More than half of U.S. consumers will be watching TV through electronic devices connected to the Internet by 2017, according to research by eMarketer, but most of those devices won't be smart TVs.
The company's study, obtained by Light Reading, predicts that over the next three years, regular connected TV usage--"regular" defined as once a month--will increase to 54 percent of Americans from the current level of about 36 percent.
Notably, eMarketer predicts third-party connected devices like Roku, Google Chromecast (NASDAQ: GOOG), Apple TV (NASDAQ: AAPL) and Amazon Fire TV (NASDAQ: AMZN) will drive this growth in usage more than smart TVs.
It's forecast that the number of smart TV users will jump modestly by 2018, from a current level of 50 million to almost 80 million, as prices in the category drop. But third-party devices will remain the dominant connected TV portal, with the percentage of connected TV users not using a smart TV rising to almost 60 percent by 2018.

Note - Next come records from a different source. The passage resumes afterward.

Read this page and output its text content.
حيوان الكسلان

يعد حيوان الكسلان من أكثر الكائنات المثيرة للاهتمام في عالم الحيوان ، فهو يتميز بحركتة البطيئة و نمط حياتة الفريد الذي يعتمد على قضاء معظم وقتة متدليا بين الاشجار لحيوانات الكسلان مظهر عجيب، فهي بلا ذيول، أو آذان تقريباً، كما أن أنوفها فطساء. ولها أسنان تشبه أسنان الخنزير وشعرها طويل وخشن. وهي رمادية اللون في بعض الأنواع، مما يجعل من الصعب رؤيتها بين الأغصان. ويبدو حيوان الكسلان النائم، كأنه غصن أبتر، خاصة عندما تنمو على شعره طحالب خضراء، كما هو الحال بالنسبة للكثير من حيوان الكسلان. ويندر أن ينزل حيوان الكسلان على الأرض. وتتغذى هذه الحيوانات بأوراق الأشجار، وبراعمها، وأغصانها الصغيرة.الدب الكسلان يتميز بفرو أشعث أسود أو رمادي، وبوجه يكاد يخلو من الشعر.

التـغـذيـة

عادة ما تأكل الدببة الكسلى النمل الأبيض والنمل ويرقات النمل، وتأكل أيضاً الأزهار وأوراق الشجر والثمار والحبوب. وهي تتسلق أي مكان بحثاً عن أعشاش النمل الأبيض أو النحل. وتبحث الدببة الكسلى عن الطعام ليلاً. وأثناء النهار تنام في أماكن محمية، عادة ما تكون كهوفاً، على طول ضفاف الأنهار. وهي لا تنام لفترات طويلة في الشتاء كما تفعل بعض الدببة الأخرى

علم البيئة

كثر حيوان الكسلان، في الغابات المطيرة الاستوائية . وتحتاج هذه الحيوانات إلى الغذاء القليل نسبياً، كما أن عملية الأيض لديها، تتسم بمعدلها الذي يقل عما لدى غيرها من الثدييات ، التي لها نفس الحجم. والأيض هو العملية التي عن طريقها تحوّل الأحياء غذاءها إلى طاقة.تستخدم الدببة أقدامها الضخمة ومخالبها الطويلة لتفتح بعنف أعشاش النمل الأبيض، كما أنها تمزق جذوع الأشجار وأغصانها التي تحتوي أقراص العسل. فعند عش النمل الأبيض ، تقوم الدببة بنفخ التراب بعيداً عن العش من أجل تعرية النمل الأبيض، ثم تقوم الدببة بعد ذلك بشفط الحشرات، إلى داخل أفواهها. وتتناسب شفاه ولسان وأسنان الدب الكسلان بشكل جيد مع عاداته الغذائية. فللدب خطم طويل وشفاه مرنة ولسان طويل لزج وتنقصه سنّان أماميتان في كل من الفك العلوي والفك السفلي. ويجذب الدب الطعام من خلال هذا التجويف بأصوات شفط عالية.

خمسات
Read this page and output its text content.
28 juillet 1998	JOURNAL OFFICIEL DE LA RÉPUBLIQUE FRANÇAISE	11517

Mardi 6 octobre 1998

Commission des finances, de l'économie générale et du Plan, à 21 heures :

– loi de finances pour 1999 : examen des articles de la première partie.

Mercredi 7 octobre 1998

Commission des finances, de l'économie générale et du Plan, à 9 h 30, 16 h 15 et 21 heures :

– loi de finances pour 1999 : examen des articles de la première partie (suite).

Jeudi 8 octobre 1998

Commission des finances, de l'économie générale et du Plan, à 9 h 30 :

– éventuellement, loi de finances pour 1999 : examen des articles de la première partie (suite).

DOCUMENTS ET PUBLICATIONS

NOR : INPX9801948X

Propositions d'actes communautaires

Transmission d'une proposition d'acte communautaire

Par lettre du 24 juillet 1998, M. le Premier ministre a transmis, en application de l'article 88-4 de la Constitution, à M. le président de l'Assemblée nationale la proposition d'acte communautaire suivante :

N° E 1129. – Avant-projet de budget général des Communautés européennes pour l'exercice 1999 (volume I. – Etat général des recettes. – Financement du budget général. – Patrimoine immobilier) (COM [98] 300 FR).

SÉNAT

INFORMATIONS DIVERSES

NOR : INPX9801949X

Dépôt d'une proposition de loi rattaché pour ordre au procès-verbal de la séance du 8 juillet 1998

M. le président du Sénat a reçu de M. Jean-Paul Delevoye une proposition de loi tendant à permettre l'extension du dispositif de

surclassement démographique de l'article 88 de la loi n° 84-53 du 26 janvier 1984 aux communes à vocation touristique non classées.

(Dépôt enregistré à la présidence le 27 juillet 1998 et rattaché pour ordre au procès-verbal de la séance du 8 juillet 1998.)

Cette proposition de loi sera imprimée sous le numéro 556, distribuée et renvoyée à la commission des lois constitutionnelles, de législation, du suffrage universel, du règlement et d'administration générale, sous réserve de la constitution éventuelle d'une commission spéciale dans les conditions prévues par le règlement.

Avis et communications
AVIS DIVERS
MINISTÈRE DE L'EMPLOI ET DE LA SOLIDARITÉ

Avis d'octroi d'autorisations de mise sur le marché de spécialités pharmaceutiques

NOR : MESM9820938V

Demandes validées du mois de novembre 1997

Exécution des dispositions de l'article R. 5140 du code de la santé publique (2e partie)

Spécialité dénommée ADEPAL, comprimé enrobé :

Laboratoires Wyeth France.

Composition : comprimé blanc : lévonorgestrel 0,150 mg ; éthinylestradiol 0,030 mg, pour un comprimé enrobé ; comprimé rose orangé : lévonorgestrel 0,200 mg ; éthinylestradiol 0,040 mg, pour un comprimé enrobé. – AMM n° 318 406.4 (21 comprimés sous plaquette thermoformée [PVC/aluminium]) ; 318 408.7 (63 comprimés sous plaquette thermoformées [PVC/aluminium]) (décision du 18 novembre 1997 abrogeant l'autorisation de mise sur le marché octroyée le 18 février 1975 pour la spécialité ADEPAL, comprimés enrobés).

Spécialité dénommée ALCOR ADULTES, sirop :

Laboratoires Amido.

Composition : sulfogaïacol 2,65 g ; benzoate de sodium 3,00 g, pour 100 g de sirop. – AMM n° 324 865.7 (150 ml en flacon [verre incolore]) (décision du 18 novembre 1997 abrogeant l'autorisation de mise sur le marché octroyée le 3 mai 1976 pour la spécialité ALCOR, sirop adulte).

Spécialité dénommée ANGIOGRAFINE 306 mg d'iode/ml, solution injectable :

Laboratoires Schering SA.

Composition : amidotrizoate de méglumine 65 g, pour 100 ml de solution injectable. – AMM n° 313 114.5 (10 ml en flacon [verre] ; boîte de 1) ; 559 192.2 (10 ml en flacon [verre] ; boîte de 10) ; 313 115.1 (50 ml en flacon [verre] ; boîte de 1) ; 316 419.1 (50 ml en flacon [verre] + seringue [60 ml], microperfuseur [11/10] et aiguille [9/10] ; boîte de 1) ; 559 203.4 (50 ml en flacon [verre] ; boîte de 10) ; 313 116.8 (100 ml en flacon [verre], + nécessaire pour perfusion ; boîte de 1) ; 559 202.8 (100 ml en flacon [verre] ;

The eMarketer numbers jibe with the connected TV growth trends projected by other research reports. However, other recent studies on the topic predict that smart TV market infiltration will be a primary driver.
Earlier this month, for example, Business Insider's BI Intelligence predicted that smart TV usage will surpass third-party connected device usage by next year.
Even those steeped in the smart TV business don't seem to buy this notion. Speaking on a connected TV panel several weeks ago in Santa Clara, Calif., former Samsung TV innovation executive Richard Bullwinkle said the smart TV category is being stifled by a lack of available programming apps, with devices like Roku offering a much broader selection.
"I can tell you the percentage of [smart TVs] that have a Roku box or Apple TV box connected to them is very high," he said.